Llach is a supporter of Catalan independence and the left-wing party ERC. He stood for election in the parliamentary elections of September 2015, as an independent candidate in the Junts pel Sí (Together for Yes) pro-independence alliance. He headed the alliance's list for Girona, one of the four constituencies, and was elected.
The coalition got 11 out of 17 seats in Girona.

In 2021, Llach endorsed the left-wing, pro-independence CUP citing the issue of healthcare.

==Controversial statements==
In July 2017, Lluis Llach stated that civil servants in Catalonia who continued to follow Spanish law after a future declaration of independence would be "penalised".
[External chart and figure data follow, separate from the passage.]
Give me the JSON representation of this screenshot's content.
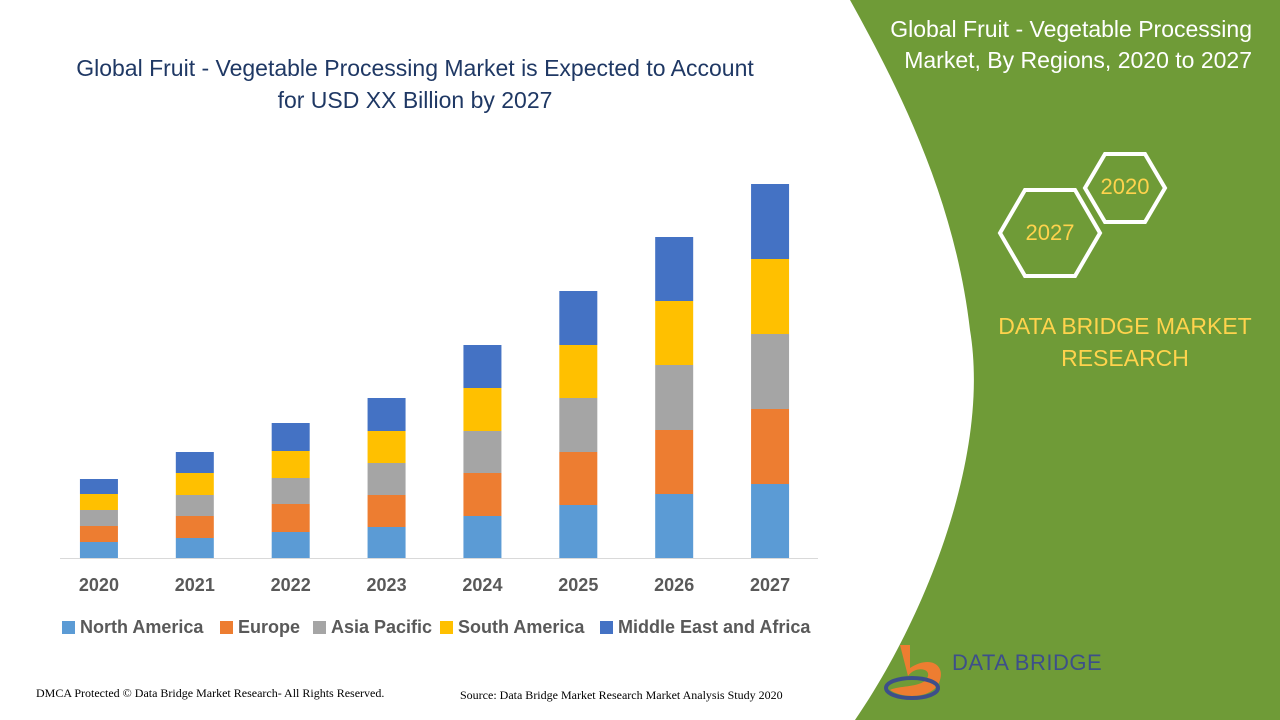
{
  "chart_data": {
    "type": "stacked_bar",
    "title": "Global Fruit - Vegetable Processing Market is Expected to Account for USD XX Billion by 2027",
    "categories": [
      "2020",
      "2021",
      "2022",
      "2023",
      "2024",
      "2025",
      "2026",
      "2027"
    ],
    "series": [
      {
        "name": "North America",
        "color": "#5b9bd5",
        "values": [
          16,
          20,
          26,
          31,
          42,
          53,
          64,
          74
        ]
      },
      {
        "name": "Europe",
        "color": "#ed7d31",
        "values": [
          16,
          22,
          28,
          32,
          43,
          53,
          64,
          75
        ]
      },
      {
        "name": "Asia Pacific",
        "color": "#a5a5a5",
        "values": [
          16,
          21,
          26,
          32,
          42,
          54,
          65,
          75
        ]
      },
      {
        "name": "South America",
        "color": "#ffc000",
        "values": [
          16,
          22,
          27,
          32,
          43,
          53,
          64,
          75
        ]
      },
      {
        "name": "Middle East and Africa",
        "color": "#4472c4",
        "values": [
          15,
          21,
          28,
          33,
          43,
          54,
          64,
          75
        ]
      }
    ],
    "ylim": [
      0,
      400
    ],
    "legend": "bottom"
  },
  "side_panel": {
    "title": "Global Fruit - Vegetable Processing Market, By Regions, 2020 to 2027",
    "badges": [
      "2020",
      "2027"
    ],
    "brand": "DATA BRIDGE MARKET RESEARCH"
  },
  "logo": "DATA BRIDGE",
  "footer": {
    "left": "DMCA Protected © Data Bridge Market Research- All Rights Reserved.",
    "right": "Source: Data Bridge Market Research Market Analysis Study 2020"
  }
}
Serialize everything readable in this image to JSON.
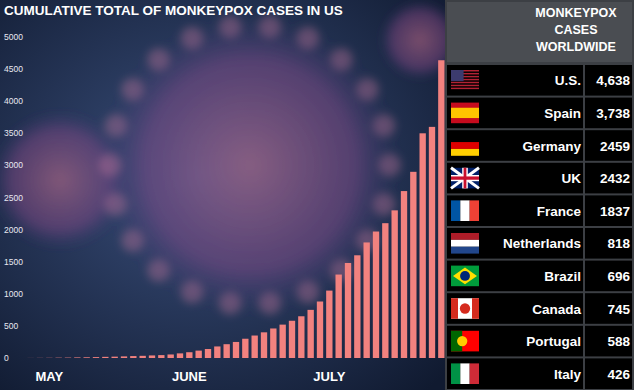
{
  "chart_data": {
    "type": "bar",
    "title": "CUMULATIVE TOTAL OF MONKEYPOX CASES IN US",
    "categories": [
      null,
      null,
      "MAY",
      null,
      null,
      null,
      null,
      null,
      null,
      null,
      null,
      null,
      null,
      null,
      null,
      null,
      null,
      "JUNE",
      null,
      null,
      null,
      null,
      null,
      null,
      null,
      null,
      null,
      null,
      null,
      null,
      null,
      null,
      "JULY",
      null,
      null,
      null,
      null,
      null,
      null,
      null,
      null,
      null,
      null,
      null,
      null
    ],
    "values": [
      1,
      2,
      3,
      5,
      6,
      9,
      11,
      14,
      18,
      21,
      25,
      30,
      34,
      40,
      45,
      55,
      72,
      90,
      115,
      140,
      180,
      215,
      250,
      300,
      350,
      400,
      460,
      520,
      580,
      650,
      750,
      880,
      1050,
      1300,
      1480,
      1600,
      1800,
      1970,
      2100,
      2300,
      2600,
      2900,
      3500,
      3600,
      4638
    ],
    "color": "#f2827f",
    "ylim": [
      0,
      5000
    ],
    "yticks": [
      0,
      500,
      1000,
      1500,
      2000,
      2500,
      3000,
      3500,
      4000,
      4500,
      5000
    ],
    "grid": false,
    "data_labels": false
  },
  "table": {
    "title": "MONKEYPOX CASES WORLDWIDE",
    "rows": [
      [
        "U.S.",
        "4,638"
      ],
      [
        "Spain",
        "3,738"
      ],
      [
        "Germany",
        "2459"
      ],
      [
        "UK",
        "2432"
      ],
      [
        "France",
        "1837"
      ],
      [
        "Netherlands",
        "818"
      ],
      [
        "Brazil",
        "696"
      ],
      [
        "Canada",
        "745"
      ],
      [
        "Portugal",
        "588"
      ],
      [
        "Italy",
        "426"
      ]
    ]
  }
}
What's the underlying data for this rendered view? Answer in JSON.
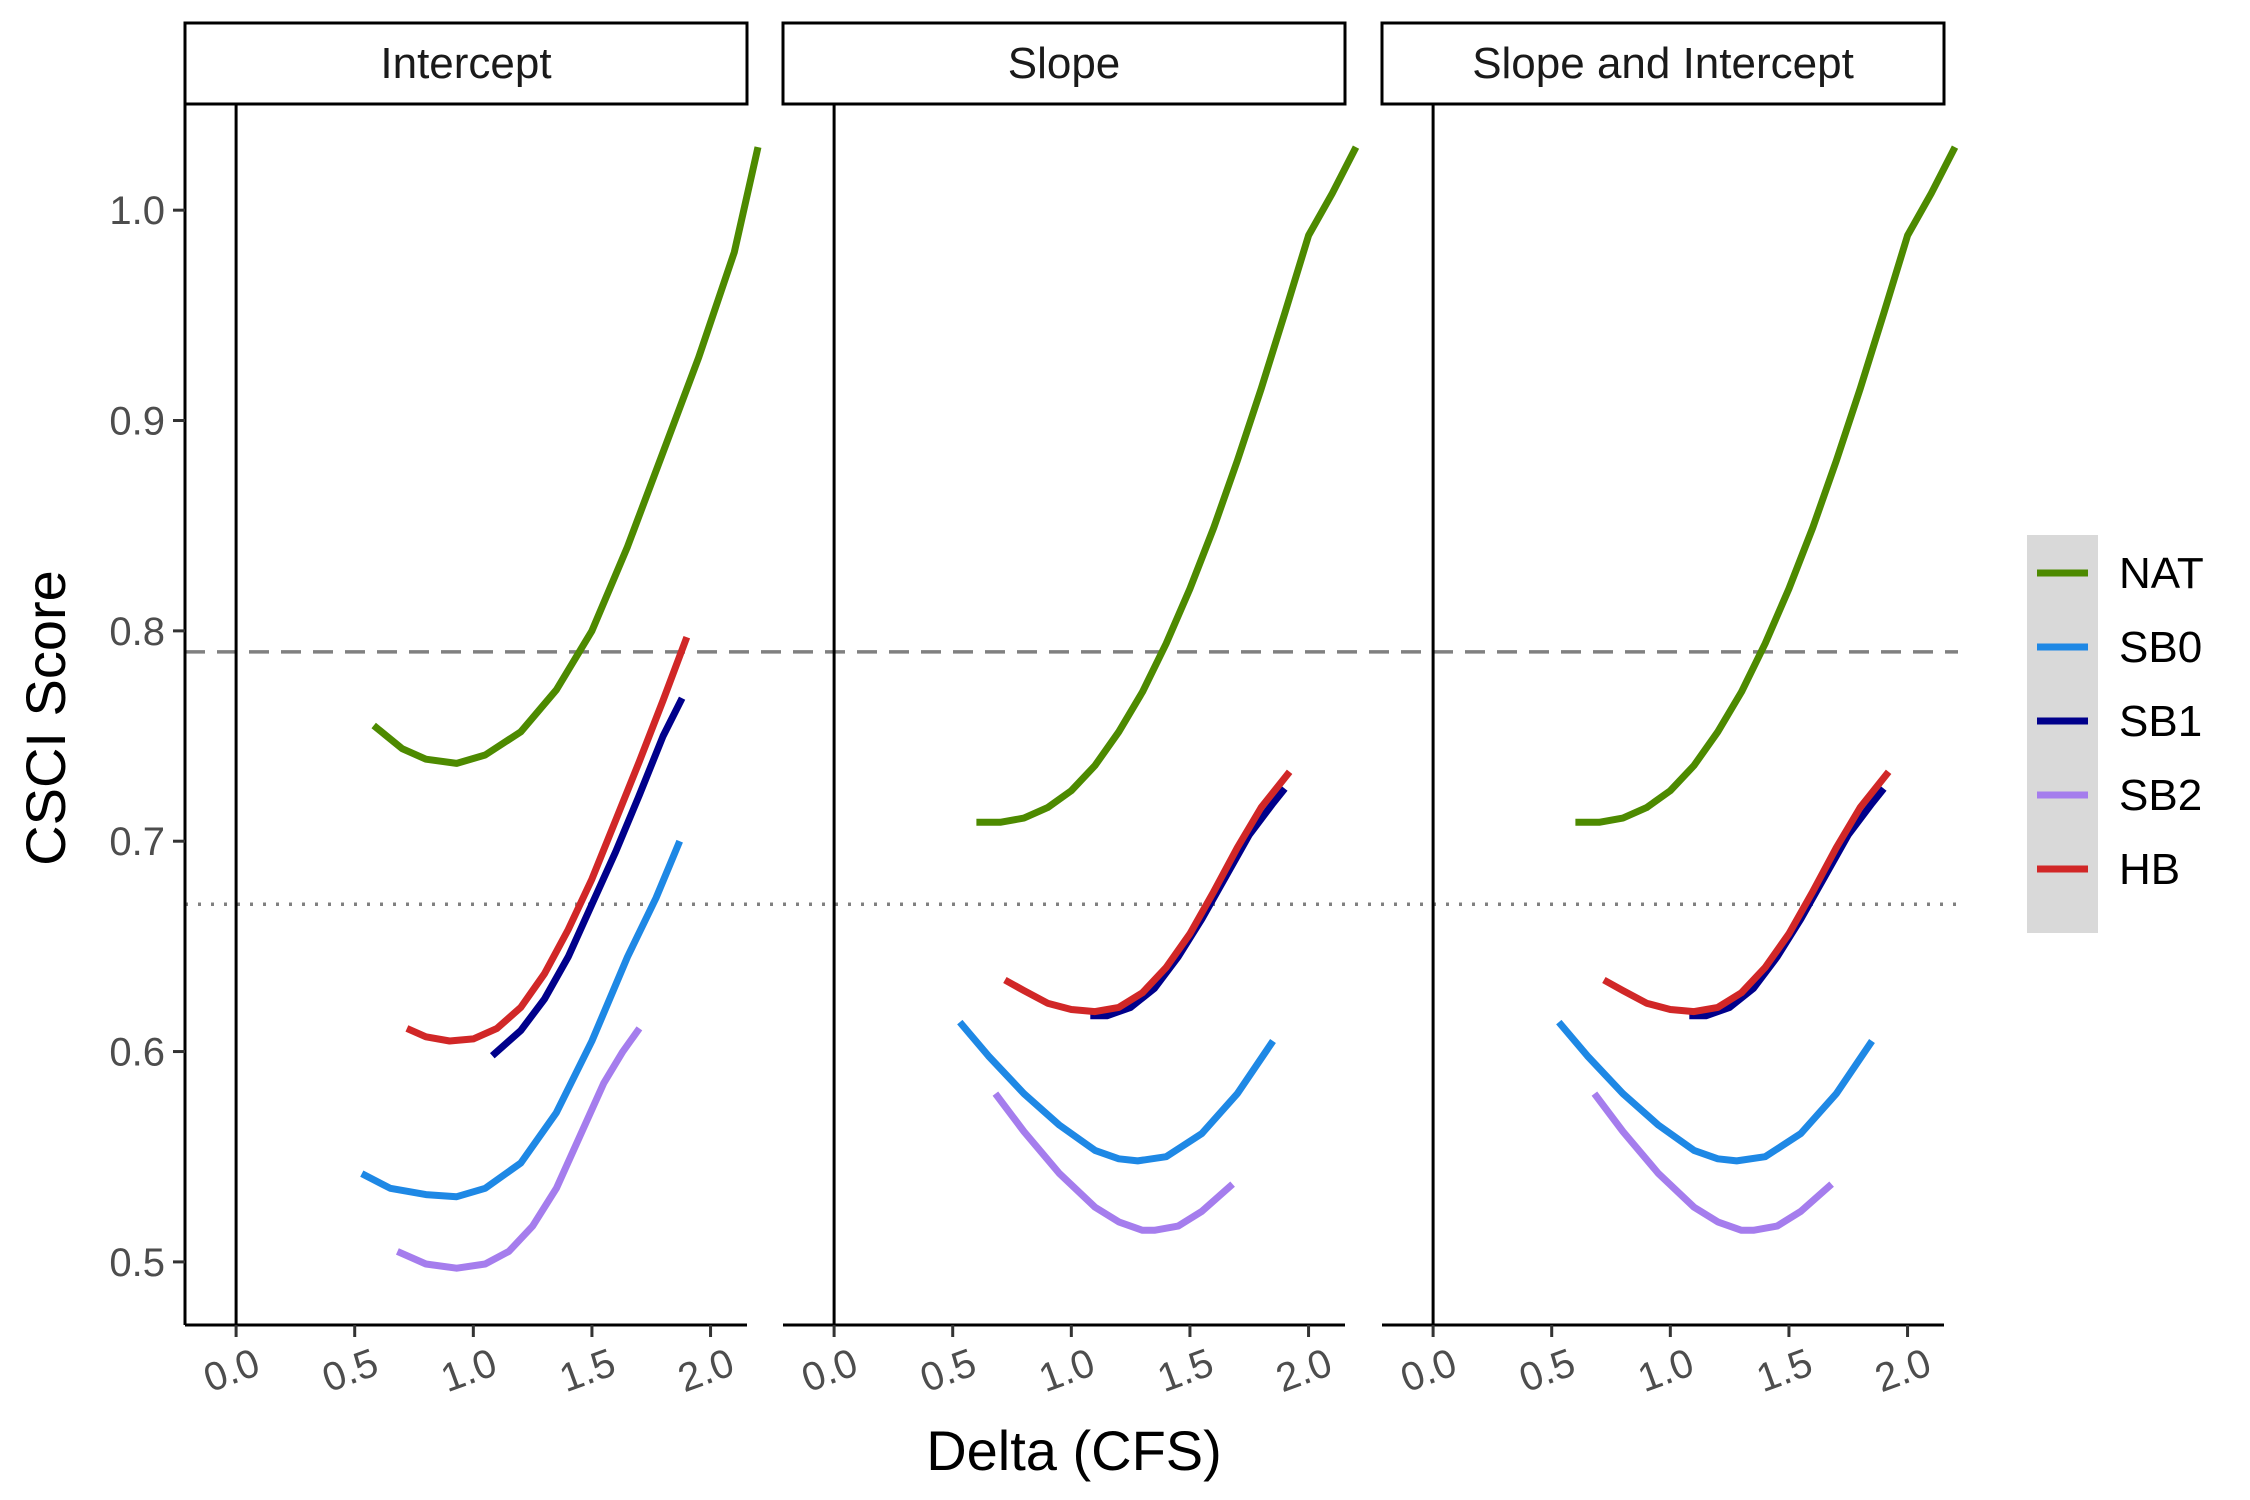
{
  "chart_data": {
    "type": "line",
    "facets": [
      "Intercept",
      "Slope",
      "Slope and Intercept"
    ],
    "xlabel": "Delta (CFS)",
    "ylabel": "CSCI Score",
    "xlim": [
      -0.11,
      2.2
    ],
    "ylim": [
      0.47,
      1.05
    ],
    "x_ticks": [
      "0.0",
      "0.5",
      "1.0",
      "1.5",
      "2.0"
    ],
    "y_ticks": [
      "0.5",
      "0.6",
      "0.7",
      "0.8",
      "0.9",
      "1.0"
    ],
    "reference_lines": [
      {
        "y": 0.79,
        "style": "dashed"
      },
      {
        "y": 0.67,
        "style": "dotted"
      }
    ],
    "vertical_line_x": 0,
    "grid": false,
    "legend_position": "right",
    "legend": [
      {
        "name": "NAT",
        "color": "#4d8a00"
      },
      {
        "name": "SB0",
        "color": "#1e88e5"
      },
      {
        "name": "SB1",
        "color": "#00008b"
      },
      {
        "name": "SB2",
        "color": "#a57ded"
      },
      {
        "name": "HB",
        "color": "#d12727"
      }
    ],
    "panels": [
      {
        "facet": "Intercept",
        "series": [
          {
            "name": "NAT",
            "x": [
              0.58,
              0.7,
              0.8,
              0.93,
              1.05,
              1.2,
              1.35,
              1.5,
              1.65,
              1.8,
              1.95,
              2.1,
              2.2
            ],
            "y": [
              0.755,
              0.744,
              0.739,
              0.737,
              0.741,
              0.752,
              0.772,
              0.8,
              0.84,
              0.885,
              0.93,
              0.98,
              1.03
            ]
          },
          {
            "name": "SB0",
            "x": [
              0.53,
              0.65,
              0.8,
              0.93,
              1.05,
              1.2,
              1.35,
              1.5,
              1.65,
              1.77,
              1.87
            ],
            "y": [
              0.542,
              0.535,
              0.532,
              0.531,
              0.535,
              0.547,
              0.571,
              0.605,
              0.645,
              0.673,
              0.7
            ]
          },
          {
            "name": "SB1",
            "x": [
              1.08,
              1.2,
              1.3,
              1.4,
              1.5,
              1.6,
              1.7,
              1.8,
              1.88
            ],
            "y": [
              0.598,
              0.61,
              0.625,
              0.645,
              0.67,
              0.695,
              0.722,
              0.75,
              0.768
            ]
          },
          {
            "name": "SB2",
            "x": [
              0.68,
              0.8,
              0.93,
              1.05,
              1.15,
              1.25,
              1.35,
              1.45,
              1.55,
              1.63,
              1.7
            ],
            "y": [
              0.505,
              0.499,
              0.497,
              0.499,
              0.505,
              0.517,
              0.535,
              0.56,
              0.585,
              0.6,
              0.611
            ]
          },
          {
            "name": "HB",
            "x": [
              0.72,
              0.8,
              0.9,
              1.0,
              1.1,
              1.2,
              1.3,
              1.4,
              1.5,
              1.6,
              1.7,
              1.8,
              1.9
            ],
            "y": [
              0.611,
              0.607,
              0.605,
              0.606,
              0.611,
              0.621,
              0.637,
              0.658,
              0.682,
              0.71,
              0.738,
              0.767,
              0.797
            ]
          }
        ]
      },
      {
        "facet": "Slope",
        "series": [
          {
            "name": "NAT",
            "x": [
              0.6,
              0.7,
              0.8,
              0.9,
              1.0,
              1.1,
              1.2,
              1.3,
              1.4,
              1.5,
              1.6,
              1.7,
              1.8,
              1.9,
              2.0,
              2.1,
              2.2
            ],
            "y": [
              0.709,
              0.709,
              0.711,
              0.716,
              0.724,
              0.736,
              0.752,
              0.771,
              0.794,
              0.82,
              0.849,
              0.881,
              0.915,
              0.951,
              0.988,
              1.008,
              1.03
            ]
          },
          {
            "name": "SB0",
            "x": [
              0.53,
              0.65,
              0.8,
              0.95,
              1.1,
              1.2,
              1.28,
              1.4,
              1.55,
              1.7,
              1.85
            ],
            "y": [
              0.614,
              0.598,
              0.58,
              0.565,
              0.553,
              0.549,
              0.548,
              0.55,
              0.561,
              0.58,
              0.605
            ]
          },
          {
            "name": "SB1",
            "x": [
              1.08,
              1.15,
              1.25,
              1.35,
              1.45,
              1.55,
              1.65,
              1.75,
              1.85,
              1.9
            ],
            "y": [
              0.617,
              0.617,
              0.621,
              0.63,
              0.645,
              0.663,
              0.683,
              0.703,
              0.718,
              0.725
            ]
          },
          {
            "name": "SB2",
            "x": [
              0.68,
              0.8,
              0.95,
              1.1,
              1.2,
              1.3,
              1.35,
              1.45,
              1.55,
              1.68
            ],
            "y": [
              0.58,
              0.562,
              0.542,
              0.526,
              0.519,
              0.515,
              0.515,
              0.517,
              0.524,
              0.537
            ]
          },
          {
            "name": "HB",
            "x": [
              0.72,
              0.8,
              0.9,
              1.0,
              1.1,
              1.2,
              1.3,
              1.4,
              1.5,
              1.6,
              1.7,
              1.8,
              1.92
            ],
            "y": [
              0.634,
              0.629,
              0.623,
              0.62,
              0.619,
              0.621,
              0.628,
              0.64,
              0.656,
              0.676,
              0.697,
              0.716,
              0.733
            ]
          }
        ]
      },
      {
        "facet": "Slope and Intercept",
        "series": [
          {
            "name": "NAT",
            "x": [
              0.6,
              0.7,
              0.8,
              0.9,
              1.0,
              1.1,
              1.2,
              1.3,
              1.4,
              1.5,
              1.6,
              1.7,
              1.8,
              1.9,
              2.0,
              2.1,
              2.2
            ],
            "y": [
              0.709,
              0.709,
              0.711,
              0.716,
              0.724,
              0.736,
              0.752,
              0.771,
              0.794,
              0.82,
              0.849,
              0.881,
              0.915,
              0.951,
              0.988,
              1.008,
              1.03
            ]
          },
          {
            "name": "SB0",
            "x": [
              0.53,
              0.65,
              0.8,
              0.95,
              1.1,
              1.2,
              1.28,
              1.4,
              1.55,
              1.7,
              1.85
            ],
            "y": [
              0.614,
              0.598,
              0.58,
              0.565,
              0.553,
              0.549,
              0.548,
              0.55,
              0.561,
              0.58,
              0.605
            ]
          },
          {
            "name": "SB1",
            "x": [
              1.08,
              1.15,
              1.25,
              1.35,
              1.45,
              1.55,
              1.65,
              1.75,
              1.85,
              1.9
            ],
            "y": [
              0.617,
              0.617,
              0.621,
              0.63,
              0.645,
              0.663,
              0.683,
              0.703,
              0.718,
              0.725
            ]
          },
          {
            "name": "SB2",
            "x": [
              0.68,
              0.8,
              0.95,
              1.1,
              1.2,
              1.3,
              1.35,
              1.45,
              1.55,
              1.68
            ],
            "y": [
              0.58,
              0.562,
              0.542,
              0.526,
              0.519,
              0.515,
              0.515,
              0.517,
              0.524,
              0.537
            ]
          },
          {
            "name": "HB",
            "x": [
              0.72,
              0.8,
              0.9,
              1.0,
              1.1,
              1.2,
              1.3,
              1.4,
              1.5,
              1.6,
              1.7,
              1.8,
              1.92
            ],
            "y": [
              0.634,
              0.629,
              0.623,
              0.62,
              0.619,
              0.621,
              0.628,
              0.64,
              0.656,
              0.676,
              0.697,
              0.716,
              0.733
            ]
          }
        ]
      }
    ]
  }
}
On 7 October 2017, prior to the anti-independence unionist demonstration the following day, he tweeted: "Tomorrow let's leave the streets of Barcelona empty. Let the vultures find no food"

==Personal life==
Llach is openly gay. During the trial of Catalonia independence leaders in 2019, he protested being asked to answer questions from the lawyers of the far-right party Vox, "as a homosexual and pro-independence citizen, and aspiring citizen of the world."

==Discography==

- Els èxits de Lluís Llach (1969)
- Ara i aquí (1970)
- Com un arbre nu (1972)
- Lluís Llach a l'Olympia (1973)
- L'Estaca (1973)
- I si canto trist... (1974)
- Viatge a Itaca (1975)
- Barcelona, gener de 1976 (1976)
- Campanades a morts (1977)
- El meu amic, el mar (1978)
- Somniem (1979)
- Verges 50 (1980)
- I amb el somriure, la revolta (1982)
- T'estimo (1984)
- Maremar (1985)
- Camp del Barça, 6 de juliol de 1985 (1985)
- Astres (1986)
- Geografia (1988)
- La forja de un rebelde (1990)
- Torna aviat (1991)
- Ara, 25 anys en directe (1992)
- Un pont de mar blava (1993)
- Rar (1994)
- Porrera (1995)
- Nu (1997)
- 9 (1998)
- Temps de revoltes (2000)
- Jocs (2002)
- Junts (2003)
- Poetes (2004)
- Que no s'apague la llum (2005)
- i... (2006)
- Verges 2007 (2007)

==Bibliography==
- Memòria d'uns ulls pintats (2012)
- Estimat Miquel (2014)
- Les dones de la Principal (2014)
- El noi del Maravillas (2017)
- Escac al destí (2020)
- El llibre daurat (2025)

==Literature about Llach==
Pep Blay's Lluís Llach (Col·lecció "Los Autores", SGAE, Barcelona, 1995) is a biography about the Catalan musician and songwriter Llach, which contains an interesting chronology, a collection of pictures, an anthology of songs and a discography.

==Awards and distinctions==
- 1982: Creu de Sant Jordi
- 2013: Euskadi de Plata prize for the Spanish translation of Memòria d'uns ulls pintats.
- 2013: Maria Àngels Anglada Prize for Memòria d'uns ulls pintats.
- 2016: Prix Méditerranée for Les yeux fardés (French translation of Memòria d'uns ulls pintats).